The tightening system leaves much to be desired. They slip-on easy enough, and the area around the ankle is comfortable and doesn't rub. There just isn't a way to cinch them up; they slide around more than I like. I want to be able to accommodate swelling or fine tune control if I know I will be running hills and need the shoe to stay in place. They do have velcro straps across the heel and top of the foot, but after testing, the straps seem to be more for show than functional.
The uppers breath well and the inside is fabulous. There is one seam at the top of the shoe which reinforces the velcro strap. Other than that, I had to go looking for seams just so I could write about them. The only other one I could find was the seam that holds the upper to the sole. These shoes feel really nice without socks.
The Hattoris are foot shaped and I have no problems with width. The heel holds my foot securely and no part of the shoe tries to force my foot to do anything other than what it is supposed to: move freely (this was confirmed by my friend as well). There are no seams that rub my feet when I wear them without socks. However, if I don't wear socks, the shoe is a little roomy and has no way to cinch it down.
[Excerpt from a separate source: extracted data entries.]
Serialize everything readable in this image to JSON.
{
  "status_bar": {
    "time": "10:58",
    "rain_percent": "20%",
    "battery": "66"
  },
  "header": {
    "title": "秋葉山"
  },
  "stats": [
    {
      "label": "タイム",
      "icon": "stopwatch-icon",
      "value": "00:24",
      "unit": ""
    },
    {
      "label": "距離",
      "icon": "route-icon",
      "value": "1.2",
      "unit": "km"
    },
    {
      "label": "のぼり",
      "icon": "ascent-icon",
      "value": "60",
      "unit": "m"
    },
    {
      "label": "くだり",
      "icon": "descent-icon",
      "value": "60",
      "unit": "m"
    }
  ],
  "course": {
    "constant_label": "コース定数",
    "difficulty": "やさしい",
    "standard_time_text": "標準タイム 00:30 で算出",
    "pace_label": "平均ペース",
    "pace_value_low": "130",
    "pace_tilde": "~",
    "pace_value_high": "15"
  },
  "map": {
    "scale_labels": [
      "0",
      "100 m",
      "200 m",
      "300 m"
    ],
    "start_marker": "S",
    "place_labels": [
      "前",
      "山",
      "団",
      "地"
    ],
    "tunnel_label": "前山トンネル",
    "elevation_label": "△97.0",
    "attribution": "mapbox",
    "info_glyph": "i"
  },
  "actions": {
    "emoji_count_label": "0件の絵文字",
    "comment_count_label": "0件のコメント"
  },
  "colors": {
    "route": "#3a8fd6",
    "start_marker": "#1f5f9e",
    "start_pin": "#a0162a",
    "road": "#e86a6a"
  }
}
For a girl with long skinny feet, the Hattori fits a little big without socks. With socks they are better, but still left wanting. If the shoe had a tightening system I think they would be fabulous. For a person with a wider foot, I think it would be a much different; I imagine quite a lovely shoe to add to your shoe toolbox. I would wear them for general training and I would also give them a go for speed work or fartleks.